Suppose $X \sim \Gamma[n_1,\lambda], Y \sim \Gamma[n_2,\lambda]$, and $X+Y \sim \Gamma[n_1 + n_2, \lambda]$
Can we say that $X$ and $Y$ are independent?
Here's what I think: Suppose $f,g$ are p.d.f.'s of $X,Y$, and $h$ be their joint p.d.f. It is basically saying
$$ \forall z>0,\int_0^z h(x,z-x)dx = \int_0^z f(x)g(z-x)dx $$
Does it infer $h(x,y) = f(x)g(y)$ a.e.?
Well, I know that if $$ \int_0^xf(u)du = \int_0^x g(u)du$$ By taking the derivative of $x$, I suppose it means $f = g$ a.e.
However, I don't know how to take the derivative of $z$ in the previous formula, since $x$ appears at the same time with $z$. If I take the derivative of $z$, since $z-z=0$, I'll get $h(z,0) = f(z)g(0)$, which doesn't seem to help.
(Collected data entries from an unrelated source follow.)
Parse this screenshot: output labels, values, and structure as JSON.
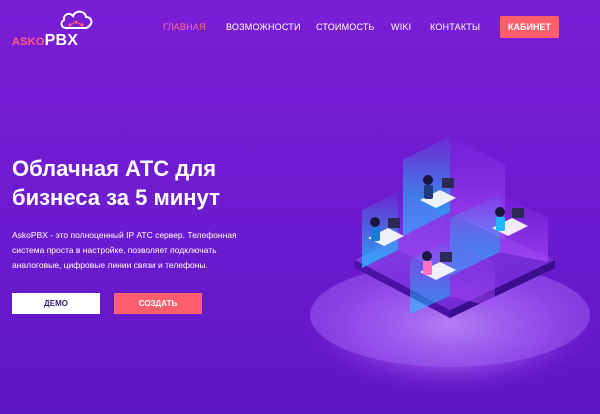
{
  "logo": {
    "part1": "ASKO",
    "part2": "PBX"
  },
  "nav": {
    "items": [
      {
        "label": "ГЛАВНАЯ",
        "active": true
      },
      {
        "label": "ВОЗМОЖНОСТИ",
        "active": false
      },
      {
        "label": "СТОИМОСТЬ",
        "active": false
      },
      {
        "label": "WIKI",
        "active": false
      },
      {
        "label": "КОНТАКТЫ",
        "active": false
      }
    ],
    "cabinet_label": "КАБИНЕТ"
  },
  "hero": {
    "title_line1": "Облачная АТС для",
    "title_line2": "бизнеса за 5 минут",
    "description": "AskoPBX - это полноценный IP АТС сервер. Телефонная система проста в настройке, позволяет подключать аналоговые, цифровые линии связи и телефоны.",
    "demo_label": "ДЕМО",
    "create_label": "СОЗДАТЬ"
  },
  "colors": {
    "accent": "#ff5f6d",
    "active_nav": "#ff6e8a",
    "background": "#7a1fd6"
  }
}
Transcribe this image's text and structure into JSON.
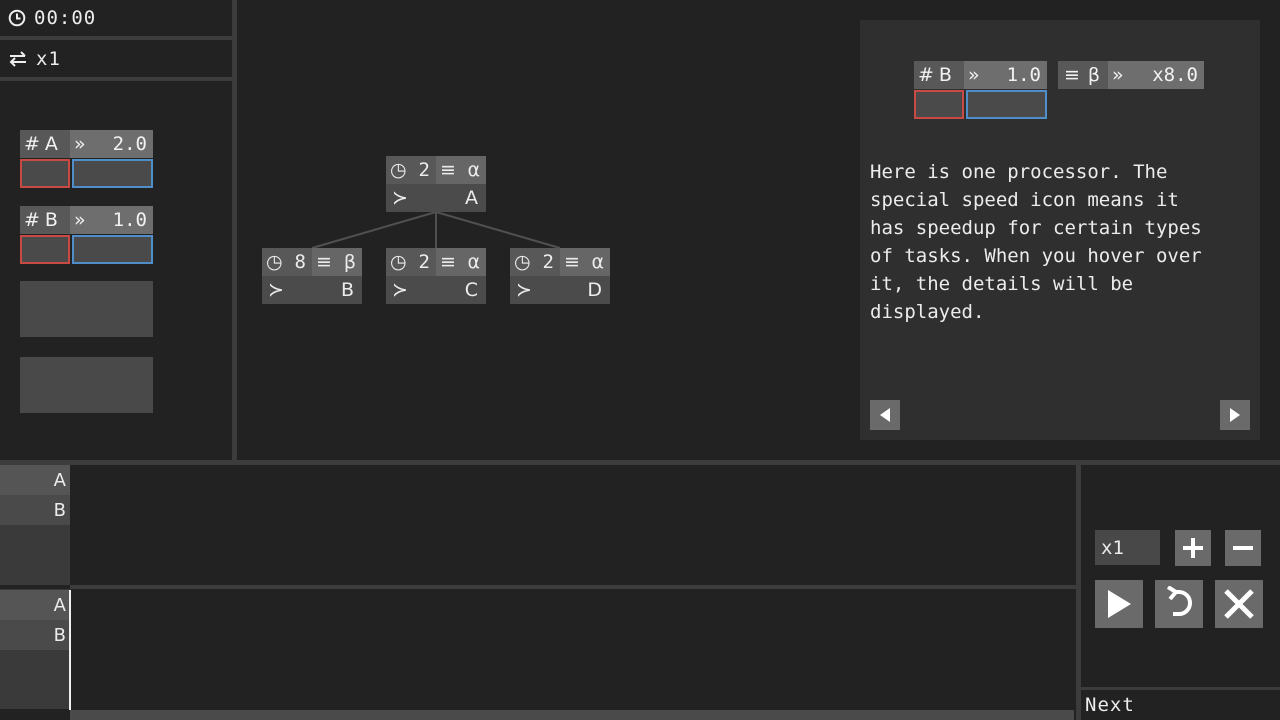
{
  "status": {
    "time": "00:00",
    "speed": "x1"
  },
  "processors": [
    {
      "id": "A",
      "speed": "2.0"
    },
    {
      "id": "B",
      "speed": "1.0"
    }
  ],
  "tasks": {
    "root": {
      "duration": "2",
      "type": "α",
      "name": "A"
    },
    "children": [
      {
        "duration": "8",
        "type": "β",
        "name": "B"
      },
      {
        "duration": "2",
        "type": "α",
        "name": "C"
      },
      {
        "duration": "2",
        "type": "α",
        "name": "D"
      }
    ]
  },
  "tutorial": {
    "processor": {
      "id": "B",
      "speed": "1.0",
      "special_type": "β",
      "special_speed": "x8.0"
    },
    "text": "Here is one processor. The\nspecial speed icon means it\nhas speedup for certain types\nof tasks. When you hover over\nit, the details will be\ndisplayed."
  },
  "timeline": {
    "upper_rows": [
      "A",
      "B"
    ],
    "lower_rows": [
      "A",
      "B"
    ]
  },
  "controls": {
    "speed_value": "x1",
    "next_label": "Next"
  },
  "colors": {
    "background": "#222222",
    "red_bar": "#c84a45",
    "blue_bar": "#4f8ec9"
  }
}
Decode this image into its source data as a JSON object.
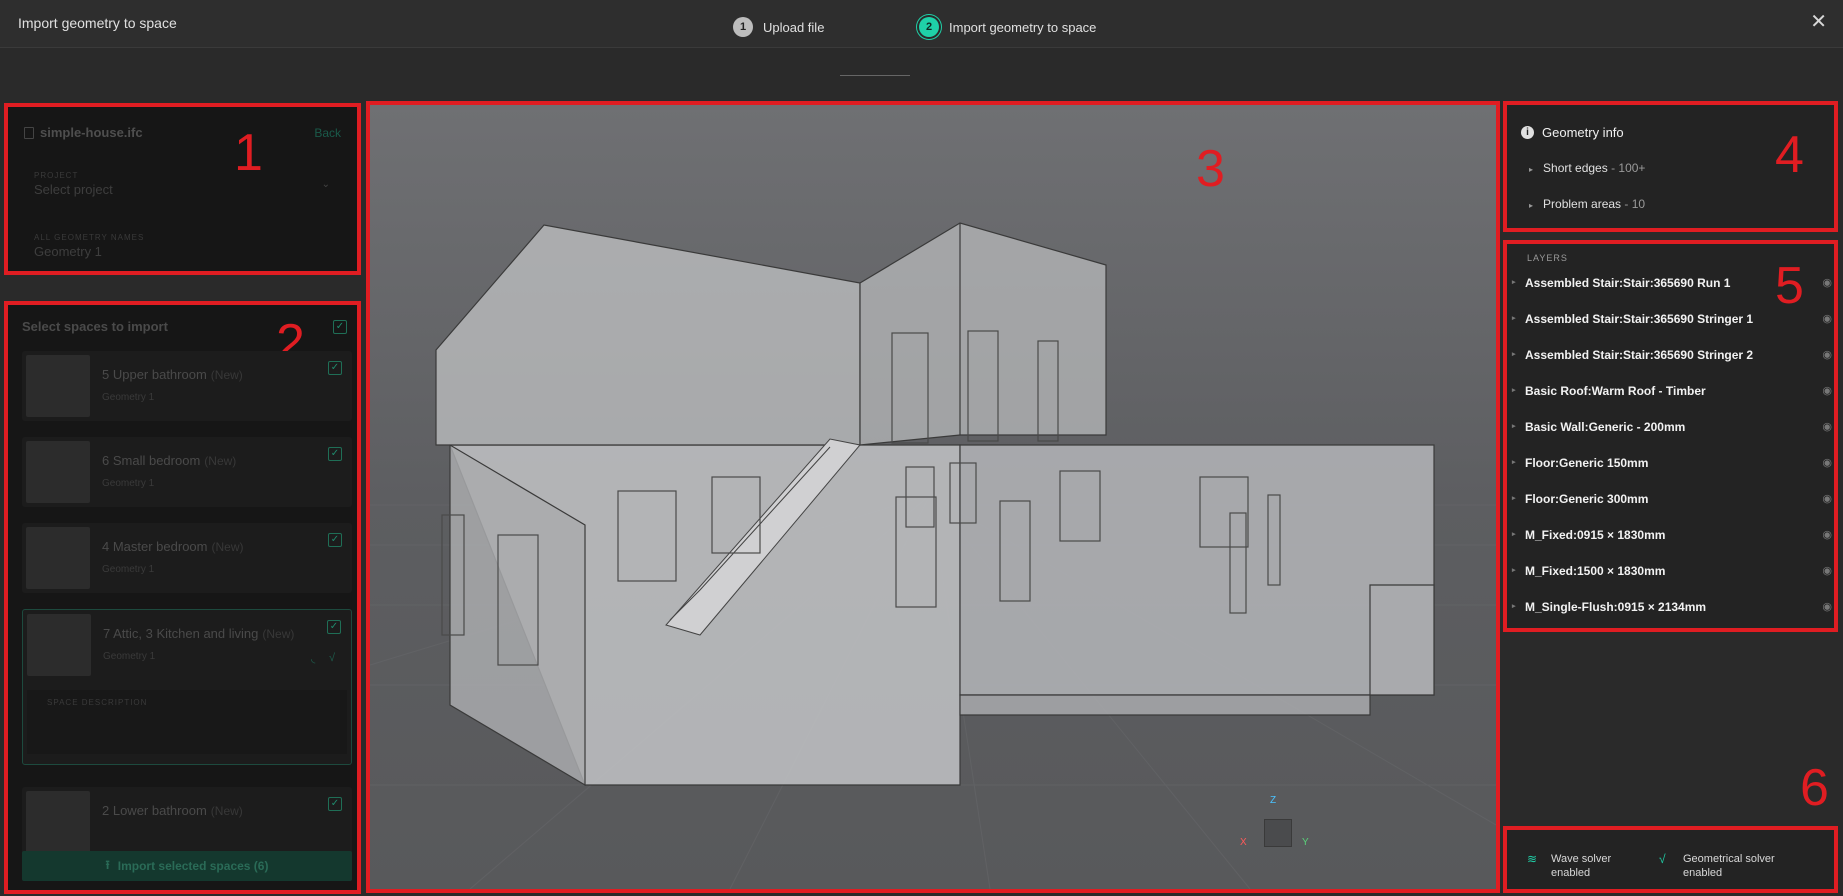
{
  "window": {
    "title": "Import geometry to space",
    "close_icon": "close-icon"
  },
  "stepper": {
    "steps": [
      {
        "number": "1",
        "label": "Upload file"
      },
      {
        "number": "2",
        "label": "Import geometry to space"
      }
    ]
  },
  "annotations": [
    "1",
    "2",
    "3",
    "4",
    "5",
    "6"
  ],
  "file_panel": {
    "file_name": "simple-house.ifc",
    "back_label": "Back",
    "project_label": "PROJECT",
    "project_value": "Select project",
    "geometry_names_label": "ALL GEOMETRY NAMES",
    "geometry_names_value": "Geometry 1"
  },
  "spaces_panel": {
    "header": "Select spaces to import",
    "spaces": [
      {
        "name": "5 Upper bathroom",
        "badge": "(New)",
        "geometry": "Geometry 1"
      },
      {
        "name": "6 Small bedroom",
        "badge": "(New)",
        "geometry": "Geometry 1"
      },
      {
        "name": "4 Master bedroom",
        "badge": "(New)",
        "geometry": "Geometry 1"
      },
      {
        "name": "7 Attic, 3 Kitchen and living",
        "badge": "(New)",
        "geometry": "Geometry 1"
      },
      {
        "name": "2 Lower bathroom",
        "badge": "(New)",
        "geometry": ""
      }
    ],
    "space_description_label": "SPACE DESCRIPTION",
    "import_button": "Import selected spaces (6)"
  },
  "viewport": {
    "axis_x": "X",
    "axis_y": "Y",
    "axis_z": "Z"
  },
  "geometry_info": {
    "title": "Geometry info",
    "rows": [
      {
        "label": "Short edges",
        "value": " - 100+"
      },
      {
        "label": "Problem areas",
        "value": " - 10"
      }
    ]
  },
  "layers": {
    "header": "LAYERS",
    "items": [
      "Assembled Stair:Stair:365690 Run 1",
      "Assembled Stair:Stair:365690 Stringer 1",
      "Assembled Stair:Stair:365690 Stringer 2",
      "Basic Roof:Warm Roof - Timber",
      "Basic Wall:Generic - 200mm",
      "Floor:Generic 150mm",
      "Floor:Generic 300mm",
      "M_Fixed:0915 × 1830mm",
      "M_Fixed:1500 × 1830mm",
      "M_Single-Flush:0915 × 2134mm"
    ]
  },
  "solvers": {
    "wave": {
      "line1": "Wave solver",
      "line2": "enabled"
    },
    "geometrical": {
      "line1": "Geometrical solver",
      "line2": "enabled"
    }
  },
  "colors": {
    "accent": "#1fd1a8",
    "annotation_red": "#e01d22",
    "background": "#2a2a2a"
  }
}
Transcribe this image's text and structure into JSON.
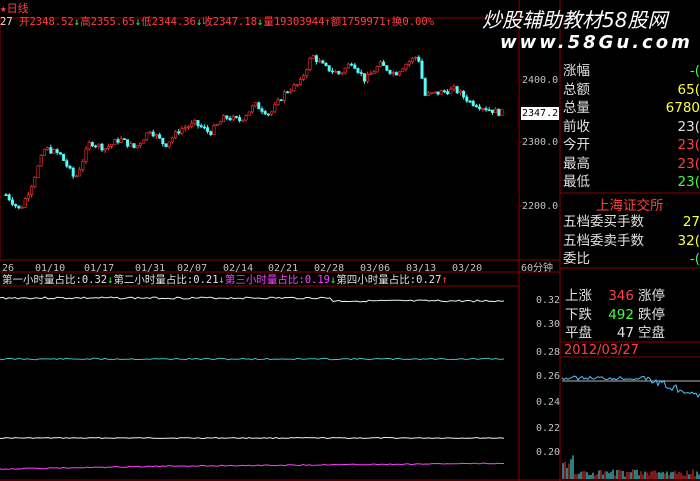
{
  "colors": {
    "up": "#ff3232",
    "down": "#54fcfc",
    "grid": "#8b0000",
    "white": "#f0f0f0",
    "cyan": "#40c0c0",
    "magenta": "#ff40ff"
  },
  "topbar": {
    "title_icon": "star-icon",
    "chart_name": "日线",
    "open": "开2348.52",
    "high": "高2355.65",
    "low": "低2344.36",
    "close": "收2347.18",
    "volume": "量19303944",
    "amount": "额1759971",
    "turnover": "换0.00%",
    "prefix": "27"
  },
  "watermark": {
    "line1": "炒股辅助教材58股网",
    "line2": "www.58Gu.com"
  },
  "price_axis": {
    "labels": [
      "2400.0",
      "2300.0",
      "2200.0"
    ],
    "current": "2347.2"
  },
  "date_axis": {
    "labels": [
      "26",
      "01/10",
      "01/17",
      "01/31",
      "02/07",
      "02/14",
      "02/21",
      "02/28",
      "03/06",
      "03/13",
      "03/20"
    ],
    "period": "60分钟"
  },
  "indicator": {
    "items": [
      {
        "label": "第一小时量占比:0.32",
        "arrow": "↓"
      },
      {
        "label": "第二小时量占比:0.21",
        "arrow": "↓"
      },
      {
        "label": "第三小时量占比:0.19",
        "arrow": "↓"
      },
      {
        "label": "第四小时量占比:0.27",
        "arrow": "↑"
      }
    ],
    "axis_labels": [
      "0.32",
      "0.30",
      "0.28",
      "0.26",
      "0.24",
      "0.22",
      "0.20"
    ]
  },
  "quote_panel": {
    "rows": [
      {
        "label": "涨幅",
        "value": "-("
      },
      {
        "label": "总额",
        "value": "65("
      },
      {
        "label": "总量",
        "value": "6780"
      },
      {
        "label": "前收",
        "value": "23("
      },
      {
        "label": "今开",
        "value": "23("
      },
      {
        "label": "最高",
        "value": "23("
      },
      {
        "label": "最低",
        "value": "23("
      }
    ],
    "exchange": "上海证交所",
    "order_rows": [
      {
        "label": "五档委买手数",
        "value": "27"
      },
      {
        "label": "五档委卖手数",
        "value": "32("
      },
      {
        "label": "委比",
        "value": "-("
      }
    ],
    "breadth": [
      {
        "label": "上涨",
        "value": "346",
        "label2": "涨停"
      },
      {
        "label": "下跌",
        "value": "492",
        "label2": "跌停"
      },
      {
        "label": "平盘",
        "value": "47",
        "label2": "空盘"
      }
    ],
    "mini_date": "2012/03/27"
  }
}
We know that if $X$, $Y$ are independent, the additivity holds. Now I'm doing a problem that requires to prove the independence of two r.v.'s. I found that they follow Gamma distributions and they obey additivity, but I'm not sure if it is legitimate to say these two r.v.'s are independence.
Thanks!
In terms of characteristic functions, the question is whether variables are independent if the product of their characteristic functions is equal to characteristic function of their sum: $$\mathbb E[e^{itX}]\cdot \mathbb E[e^{itY}] = \mathbb E[e^{it(X+Y)}].\tag{1}$$ We know that the variables are independent iff for all $t,s\in \mathbb{R}$ $$\mathbb E[e^{itX}]\cdot \mathbb E[e^{isY}] = \mathbb E[e^{i(tX+sY)}],$$ which is much stronger than $(1)$. So it should be obvious that the answer is negative. But it is not so easy to construct a particular example.
I will construct an example in the case where $n_1 = n_2 = 1$, $\lambda = 1$, so that we have $\mathrm{Exp}(1)$ variables (if you'll understand this construction, then you'll be able to make a similar construction in arbitrary case).
Let us first reduce this problem to a discrete case, which is easier to handle. It is well known (and easy to prove) that for an exponentially distributed random variable $X$, its integer part $\lfloor X\rfloor$ and its fractional part $\{X\}$ are independent and the integer part has shifted geometrical distribution: $$ p_n := \mathbb{P}(\lfloor X\rfloor = n) = e^{-n}(1-e^{-1}), n\ge 0. $$
So we want to construct two dependent variables $X'$, $Y'$ such that $$\mathbb{P}(X' = n) = \mathbb{P}(Y' = n) = p_n, n\ge 0,\tag{2}$$ and $$\mathbb{P}(X'+Y' = n) = \sum_{k=0}^n p_kp_{n-k}, n\ge 0.\tag{3}$$ Start by setting $p_{k,j} = p_kp_j$. Now, for some very small $\epsilon>0$ distort six values: \begin{eqnarray} & & p'_{1,0}= p_{1,0}+\epsilon\quad & p'_{2,0}= p_{2,0}-\epsilon\\ & p'_{0,1}= p_{0,1}-\epsilon\quad & & p'_{2,1}= p_{2,1}+\epsilon \\ & p'_{0,2}= p_{0,2}+\epsilon\quad & p'_{1,2}= p_{1,2}-\epsilon & \end{eqnarray} and set $\mathbb{P}(X' = k,Y'=j) = p'_{k,j}$ for these six values and $\mathbb{P}(X' = k,Y'=j) = p_{k,j}$ otherwise. It is easy to see that such $X',Y'$ are dependent and satisfy $(2)$ and $(3)$.
Finally, let $X'',Y''$ be independent random variables, which are independent of $X'$, $Y'$ and have the same distribution as fractional part of $\mathrm{Exp}(1)$.
Setting $X = X'+X''$, $Y = Y'+Y''$, we arrive at the required example.